(de Robert Guégiguian. France/Sénégal/Canada, 2h09. Avec Stéphane Bak, Alice Da Luz)

 

 

14 janvier 2021 (Anne Le Cor) - La sortie en salle d’un nouveau Guédiguian est toujours un événement. Le réalisateur marseillais a tellement marqué son cinéma de son empreinte que son nom est devenu un substantif. Son dernier long-métrage Twist à Bamako est pourtant bien singulier, loin de Marseille et sans ses acteurs fétiches habituels. Pourtant ses prises de position demeurent immuables et le cinéaste-militant offre là un film engagé, féministe et anticolonialiste.

 

Nous sommes à Bamako en 1962. Le Mali vient juste d’accéder à l’indépendance et un climat euphorique règne dans la capitale. Dans cette ambiance de Movida la jeunesse se déchaîne sur les rythmes endiablés du twist et des yéyés qui ont envahi les clubs. Le jeune Samba voit l’avenir en grand pour son pays et rêve de socialisme pour amener égalité et prospérité à tous. Avec deux amis, ils forment une brigade qui sillonne le pays pour distiller ces idées nouvelles dans les campagnes. Mais l’enthousiasme de la jeunesse se heurte vite à la résistance imperturbable des chefferies traditionnelles.

 

 

 

Le cœur du film est avant tout l’histoire d’amour entre Samba et Lara, une jeune fille mariée de force dans son village et en quête de liberté. C’est un amour caché et interdit par les traditions et les lois du pays.
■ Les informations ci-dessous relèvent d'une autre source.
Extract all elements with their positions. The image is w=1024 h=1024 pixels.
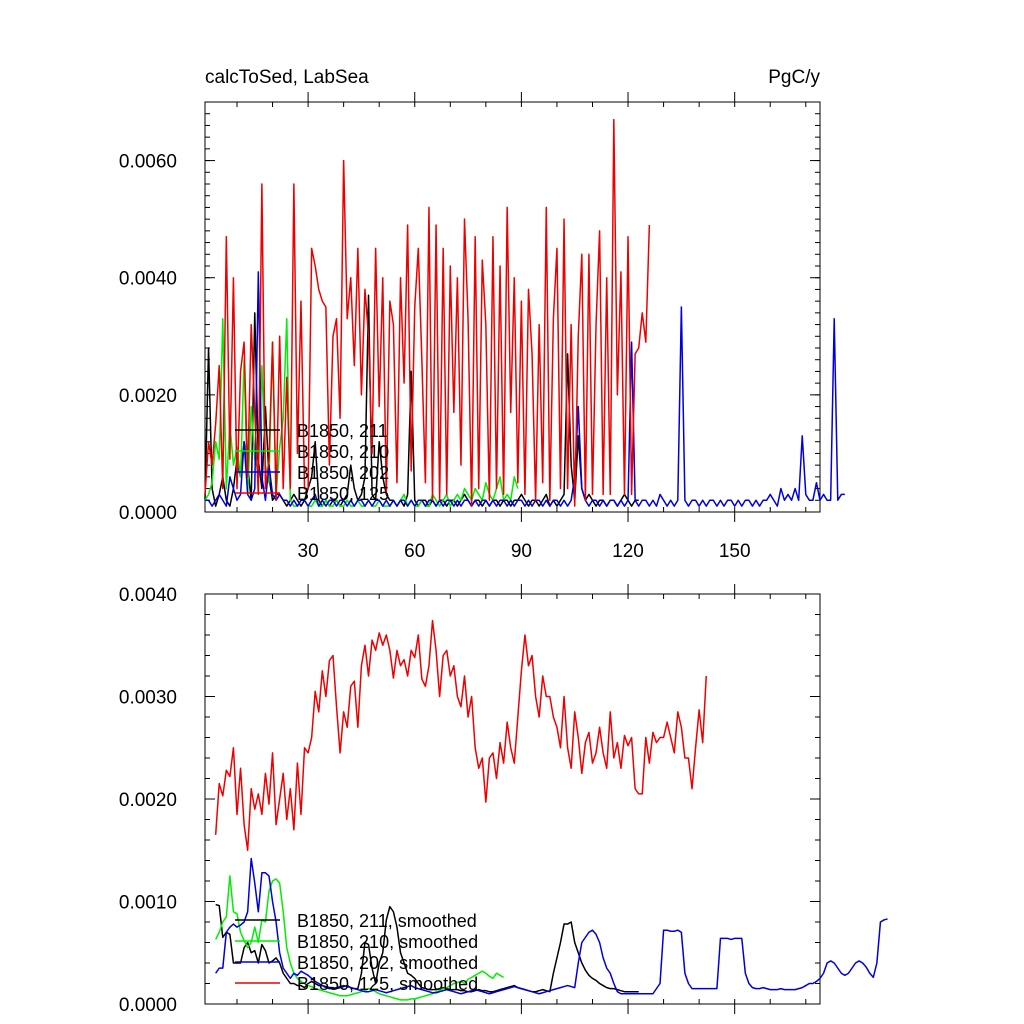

Des changements se font de plus en plus visibles mais ce ne sont pas ceux attendus. Au fur et à mesure que l’économie passe sous contrôle de l’état, la population se voit subrepticement placée sous surveillance. De l’aveu même des nouvelles autorités, le socialisme ne marche pas.

 

 

Le constat est douloureux pour Samba, qui rêvait en marchant de changer le monde. Le jeune idéaliste est interprété par Stéphane Bak qui lui prête son large sourire et ses yeux pétillants. Son amoureuse, la jolie Lara, est incarnée par Alice Da Luz dont le jeu oscille constamment entre espoir et fatalité. Son personnage est l’incarnation des violences psychologiques et physiques faîtes aux femmes dans une société qui ploie sous le poids des traditions indéracinables.

 

 

Le film offre aussi une galerie de seconds rôles signifiants ou truculents. C’est le cas des membres de la famille de Samba comme son père, un gros commerçant de Bamako qui accepte mal le changement, ou son petit frère qui prend la vie avec dérision et légèreté. Les visages et les corps des personnages sont de toute beauté tant la photographie est léchée et magistralement mise en lumière. Les paysages montrent un Mali flamboyant et coloré où l’optimisme se lit sur les sourires et où la fraîcheur des personnages s’exprime à travers leurs déhanchements au rythme de Twist again de Chubby Checker ou leur humour innocent. Même les temps plus sombres qui s’annoncent ne ternissent pas la chaleur lumineuse et la joie de vivre des Maliens.

 

 

 

Robert Guédiguian ne déroge pas à son habitude de condamner les maux de la société tout comme les erreurs du passé colonial et ses conséquences dramatiques aujourd’hui. Il montre clairement son point de vue et dénonce les idéaux bafoués, la liberté tronquée et les femmes entravées. Pour Lara et Samba il n’y aura pas de Happy end car les histoires d’amour finissent mal en général et celle-là ne fait pas exception. La petite histoire rejoint en cela la grande et la tragédie qui frappe les amants rattrape aussi le Mali des années après, jetant un voile de pudeur sur toute forme de beauté.